Sepsis-associated ARDS can be accurately predicted early via a machine learning model based on existing clinical data. These findings are helpful for accurate identification and improvement of the prognosis in patients with sepsis-associated ARDS.

摘要

背景

急性呼吸窘迫综合征（ARDS）是严重脓毒症的致命结局。机器学习模型有助于在早期准确预测脓毒症患者发生ARDS的情况。

目的

我们旨在开发一种用于预测重症监护病房（ICU）中脓毒症患者发生ARDS的机器学习模型。

方法

利用入住医院的脓毒症患者的初始临床数据（包括人口统计学特征、临床诊断、并发症和实验室检查）来预测ARDS，并筛选出关键变量。

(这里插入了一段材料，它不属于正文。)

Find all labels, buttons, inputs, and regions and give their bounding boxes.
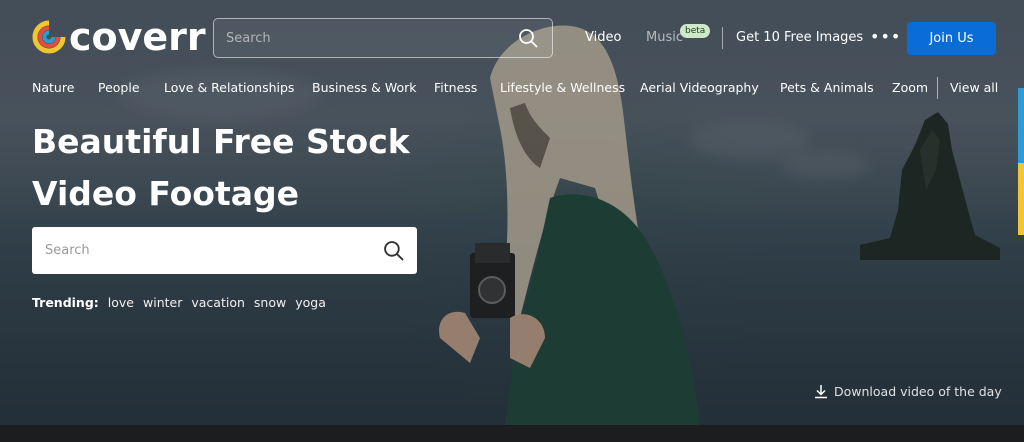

在比较八种不同算法，即XGBoost、逻辑回归、轻量级梯度提升机（Light GBM）、随机森林、高斯朴素贝叶斯（GaussianNB）、互补朴素贝叶斯（complement NB）、支持向量机（SVM）和K近邻（KNN）之后，用最佳算法重建预测模型。在用最佳算法进行重塑时，随机选择10%进行测试，其余数据用于交叉验证。使用曲线下面积（AUC）、灵敏度、准确率、特异性、阳性和阴性预测值、F1分数、kappa值和临床决策曲线来评估模型性能。最终，通过SHAP包展示模型中的应用情况。

结果

利用套索法筛选出10个关键特征，即动脉血氧分压/肺泡气氧分压（PaO/PAO）、肺泡-动脉血氧分压差（A-aDO）、氧输送指数（PO(T)）、C反应蛋白（CRP）、性别、氧分压（PO）、红细胞分布宽度（RDW）、平均红细胞血红蛋白含量（MCH）、血清球蛋白（SG）和氯。变量的优先排序表明，PaO/PAO是最显著的变量。在这八种算法中，高斯朴素贝叶斯算法的性能明显优于其他算法。在用最佳算法进行重塑后，训练集和验证集的AUC分别为0.777和0.770，且该算法在测试集中表现良好（AUC = 0.781，准确率 = 78.6%，灵敏度 = 82.4%，F1分数 = 0.824）。将重叠因子与先前模型的重叠因子进行比较后发现，我们开发的模型表现更好。